The country does not have the funds to enforce it?
Get that right first?
Further legislation will cost more and would fail - for lack of funding - whoever was responsible for compliance?
Governments are forever passing laws - but do not do the estimated costing at the same time.
Industry Observer, as you say it should be NALS and if the ODPM / CLG had ensured that their significant funding had been administered by directors who shared a regulatory belief in the public interest it would have been.
To make RICS, ARLA & NAEA responsible for the governance of a publicly funded body who all saw (particularly ARLA) the fledgling organisation as a threat always simply beggars belief.
ARLA have always wanted regulation, as long as they provided it. If there is regulation / establishment of an industry standard, then it must be industry wide not restricted to trade associations with their own commercial agenda's.
Well said Mark (apart from the Goody TWO Shoes). If rent controls and regulation of agents' fees are brought in then we may as well have voted Labour!
Transparency is the key,
regulation of agency's will benefit everyone, if it benefits the consumer who is to complain, only the rouge landlords that exist to rip off the good honest people that are renting a property from the only people that have a property to that it will not benefit are the rogue landlords that exist because they think they can do what they want,
if this stops who is to complain?
Mark has a strong point.
Voting or recommending yet MORE legislation over their own occupation, when the current legislation is not being enforced, is stupid. It is also similar to turkeys voting for Christmas!
No need for anyone to get agitated over this it will just be another talking shop, Unless and until one or more of the major parties has licensing of agents (and Landlords?) as a policy and in an election manifesto no-one is committed to anything.

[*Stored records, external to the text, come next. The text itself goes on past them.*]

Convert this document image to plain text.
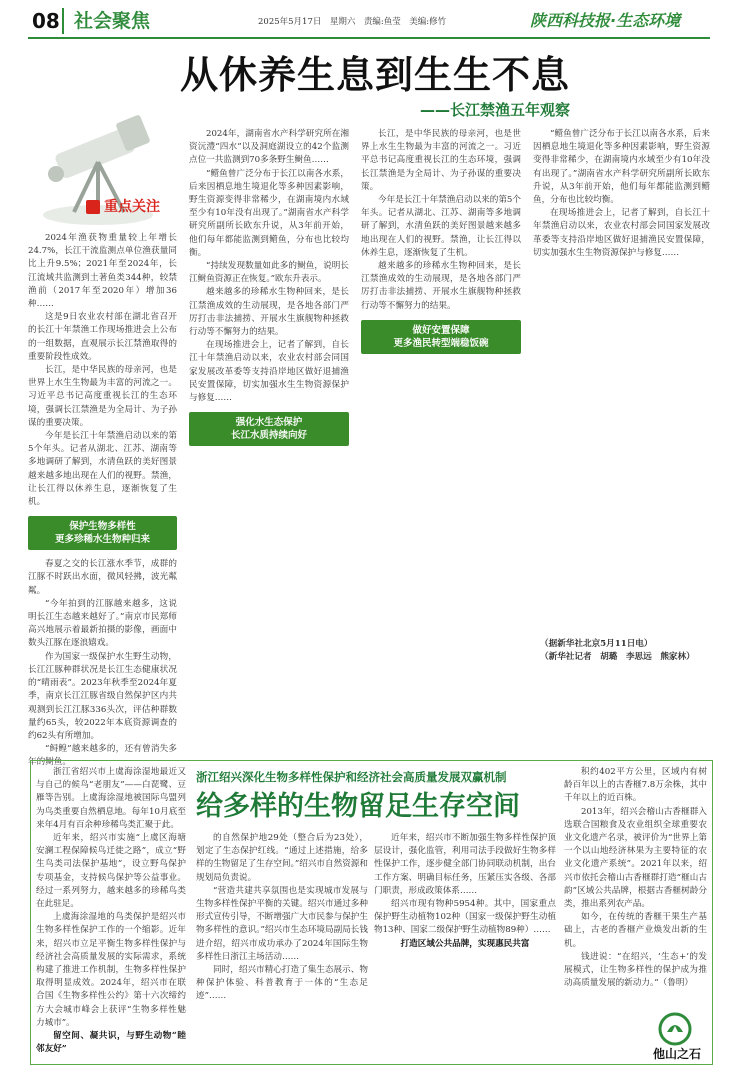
08 社会聚焦	2025年5月17日　星期六　责编:鱼莹　美编:修竹	陕西科技报·生态环境
从休养生息到生生不息
——长江禁渔五年观察
重点关注

2024年渔获物重量较上年增长24.7%，长江干流监测点单位渔获量同比上升9.5%；2021年至2024年，长江流域共监测到土著鱼类344种，较禁渔前（2017年至2020年）增加36种……

这是9日农业农村部在湖北省召开的长江十年禁渔工作现场推进会上公布的一组数据，直观展示长江禁渔取得的重要阶段性成效。

长江，是中华民族的母亲河，也是世界上水生生物最为丰富的河流之一。习近平总书记高度重视长江的生态环境，强调长江禁渔是为全局计、为子孙谋的重要决策。

今年是长江十年禁渔启动以来的第5个年头。记者从湖北、江苏、湖南等多地调研了解到，水清鱼跃的美好图景越来越多地出现在人们的视野。禁渔，让长江得以休养生息，逐渐恢复了生机。

保护生物多样性
更多珍稀水生物种归来

春夏之交的长江涨水季节，成群的江豚不时跃出水面，微风轻拂，波光粼粼。

“今年拍到的江豚越来越多，这说明长江生态越来越好了。”南京市民郑师高兴地展示着最新拍摄的影像，画面中数头江豚在逐浪嬉戏。

作为国家一级保护水生野生动物，长江江豚种群状况是长江生态健康状况的“晴雨表”。2023年秋季至2024年夏季，南京长江江豚省级自然保护区内共观测到长江江豚336头次，评估种群数量约65头，较2022年本底资源调查的约62头有所增加。

“鲟鳇”越来越多的，还有曾消失多年的鲥鱼。

2024年，湖南省水产科学研究所在湘资沅澧“四水”以及洞庭湖设立的42个监测点位一共监测到70多条野生鲥鱼……

“鳤鱼曾广泛分布于长江以南各水系，后来因栖息地生境退化等多种因素影响，野生资源变得非常稀少，在湖南境内水域至少有10年没有出现了。”湖南省水产科学研究所副所长欧东升说，从3年前开始，他们每年都能监测到鳤鱼，分布也比较均衡。

“持续发现数量如此多的鲥鱼，说明长江鲥鱼资源正在恢复。”欧东升表示。

越来越多的珍稀水生物种回来，是长江禁渔成效的生动展现，是各地各部门严厉打击非法捕捞、开展水生旗舰物种拯救行动等不懈努力的结果。

在现场推进会上，记者了解到，自长江十年禁渔启动以来，农业农村部会同国家发展改革委等支持沿岸地区做好退捕渔民安置保障，切实加强水生生物资源保护与修复……

强化水生态保护
长江水质持续向好

长江，是中华民族的母亲河，也是世界上水生生物最为丰富的河流之一。习近平总书记高度重视长江的生态环境，强调长江禁渔是为全局计、为子孙谋的重要决策。

今年是长江十年禁渔启动以来的第5个年头。记者从湖北、江苏、湖南等多地调研了解到，水清鱼跃的美好图景越来越多地出现在人们的视野。禁渔，让长江得以休养生息，逐渐恢复了生机。

越来越多的珍稀水生物种回来，是长江禁渔成效的生动展现，是各地各部门严厉打击非法捕捞、开展水生旗舰物种拯救行动等不懈努力的结果。

做好安置保障
更多渔民转型端稳饭碗

“鳤鱼曾广泛分布于长江以南各水系，后来因栖息地生境退化等多种因素影响，野生资源变得非常稀少，在湖南境内水域至少有10年没有出现了。”湖南省水产科学研究所副所长欧东升说，从3年前开始，他们每年都能监测到鳤鱼，分布也比较均衡。

在现场推进会上，记者了解到，自长江十年禁渔启动以来，农业农村部会同国家发展改革委等支持沿岸地区做好退捕渔民安置保障，切实加强水生生物资源保护与修复……

（据新华社北京5月11日电）
（新华社记者　胡璐　李思远　熊家林）

浙江省绍兴市上虞海涂湿地最近又与自己的候鸟“老朋友”——白琵鹭、豆雁等告别。上虞海涂湿地被国际鸟盟列为鸟类重要自然栖息地。每年10月底至来年4月有百余种珍稀鸟类汇聚于此。

近年来，绍兴市实施“上虞区海塘安澜工程保障候鸟迁徙之路”，成立“野生鸟类司法保护基地”，设立野鸟保护专项基金，支持候鸟保护等公益事业。经过一系列努力，越来越多的珍稀鸟类在此驻足。

上虞海涂湿地的鸟类保护是绍兴市生物多样性保护工作的一个缩影。近年来，绍兴市立足平衡生物多样性保护与经济社会高质量发展的实际需求，系统构建了推进工作机制，生物多样性保护取得明显成效。2024年，绍兴市在联合国《生物多样性公约》第十六次缔约方大会城市峰会上获评“生物多样性魅力城市”。

留空间、凝共识，与野生动物“睦邻友好”

浙江绍兴深化生物多样性保护和经济社会高质量发展双赢机制
给多样的生物留足生存空间

的自然保护地29处（整合后为23处），划定了生态保护红线。“通过上述措施，给多样的生物留足了生存空间。”绍兴市自然资源和规划局负责说。

“营造共建共享氛围也是实现城市发展与生物多样性保护平衡的关键。绍兴市通过多种形式宣传引导，不断增强广大市民参与保护生物多样性的意识。”绍兴市生态环境局副局长钱进介绍，绍兴市成功承办了2024年国际生物多样性日浙江主场活动……

同时，绍兴市精心打造了集生态展示、物种保护体验、科普教育于一体的“生态足迹”……

近年来，绍兴市不断加强生物多样性保护顶层设计，强化监管，利用司法手段做好生物多样性保护工作，逐步健全部门协同联动机制，出台工作方案、明确目标任务，压紧压实各级、各部门职责，形成政策体系……

绍兴市现有物种5954种。其中，国家重点保护野生动植物102种（国家一级保护野生动植物13种、国家二级保护野生动植物89种）……

打造区域公共品牌，实现惠民共富

积约402平方公里，区域内有树龄百年以上的古香榧7.8万余株，其中千年以上的近百株。

2013年，绍兴会稽山古香榧群入选联合国粮食及农业组织全球重要农业文化遗产名录，被评价为“世界上第一个以山地经济林果为主要特征的农业文化遗产系统”。2021年以来，绍兴市依托会稽山古香榧群打造“榧山古韵”区域公共品牌，根据古香榧树龄分类，推出系列农产品。

如今，在传统的香榧干果生产基础上，古老的香榧产业焕发出新的生机。

钱进说：“在绍兴，‘生态+’的发展模式，让生物多样性的保护成为推动高质量发展的新动力。”（鲁明）

他山之石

And even then they have to win the election and after that not have more imprtant things to think about and give Parliamentary time to.

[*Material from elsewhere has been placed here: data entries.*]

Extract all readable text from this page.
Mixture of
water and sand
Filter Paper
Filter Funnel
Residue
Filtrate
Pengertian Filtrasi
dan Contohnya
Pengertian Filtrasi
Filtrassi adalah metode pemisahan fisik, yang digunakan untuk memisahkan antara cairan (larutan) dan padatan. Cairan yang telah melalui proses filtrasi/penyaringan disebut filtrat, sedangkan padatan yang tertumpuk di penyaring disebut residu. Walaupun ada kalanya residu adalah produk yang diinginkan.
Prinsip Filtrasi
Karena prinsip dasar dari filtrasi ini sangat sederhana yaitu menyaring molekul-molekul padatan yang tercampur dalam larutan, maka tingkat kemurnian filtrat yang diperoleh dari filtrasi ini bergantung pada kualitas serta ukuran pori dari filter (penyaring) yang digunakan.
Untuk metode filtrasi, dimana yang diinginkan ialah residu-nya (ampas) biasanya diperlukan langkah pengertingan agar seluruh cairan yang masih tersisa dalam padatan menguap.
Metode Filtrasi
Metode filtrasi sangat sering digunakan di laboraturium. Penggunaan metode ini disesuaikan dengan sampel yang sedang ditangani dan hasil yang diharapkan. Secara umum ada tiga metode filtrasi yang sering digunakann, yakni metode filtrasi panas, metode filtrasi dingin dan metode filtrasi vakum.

Don't worry about ARLA riunning any such licensing scheme either. They have been pistioning themselves to do so for about 20 years now and are getting nowehere fast.
They will not be the licensing scheme administrator and award the licences as they put the final shot in their own feet with their ridiculous attitude towards SAFEagent.
If it is not a completely new Quango it will be NALS
Oh, for goodness sake Mark. It's goody TWO shoes!
ARLA, please allow business to flourish, please allow the unregulated agents to continue to do business as they have done for years without breaking the law and without having to be licensed by you, please let them dictate how they want to run THEIR businesses and charges so if people don't like it they have the choice not to pay it...
ARLA, please step down from your throne, please realise that fees are there for a reason and they are market led, so they increase and decrease at different times. Monthly rents are market led also and will increase an decrease due to supply and demand.
Haven't we all had enough of organisations, licensing bodies and general goody too shoes poking there noses in? I can't stand people who make comment on something as if they know best when they don't actually run/own or are actively involved in it on a day to day basis. Easy money ARLA, huh? Well I would say that ARLA's business is even easier money, I would love to set up a company name, set down some rules, charge a fee for it to the members then dictate to them how they should run their business as well as back government talks an initiatives to decrease the amount of money my members will make... Joke? Not really, more of a sad state of affairs that shows how easy it is for an organisation like ARLA to shape our PRIVATE lettings industry. Oh I almost forgot... As well as specialising in the world of lettings and the rules that they think should be in place, they also have excellent knowledge in auctions agents, commercial business agents, the residential sales market and its agents and wait for it... Inventories too!
They're so clever!
For further details google "Landlord Registration Scotland" and dont let the title fool you. Landlord Registration includes all agents.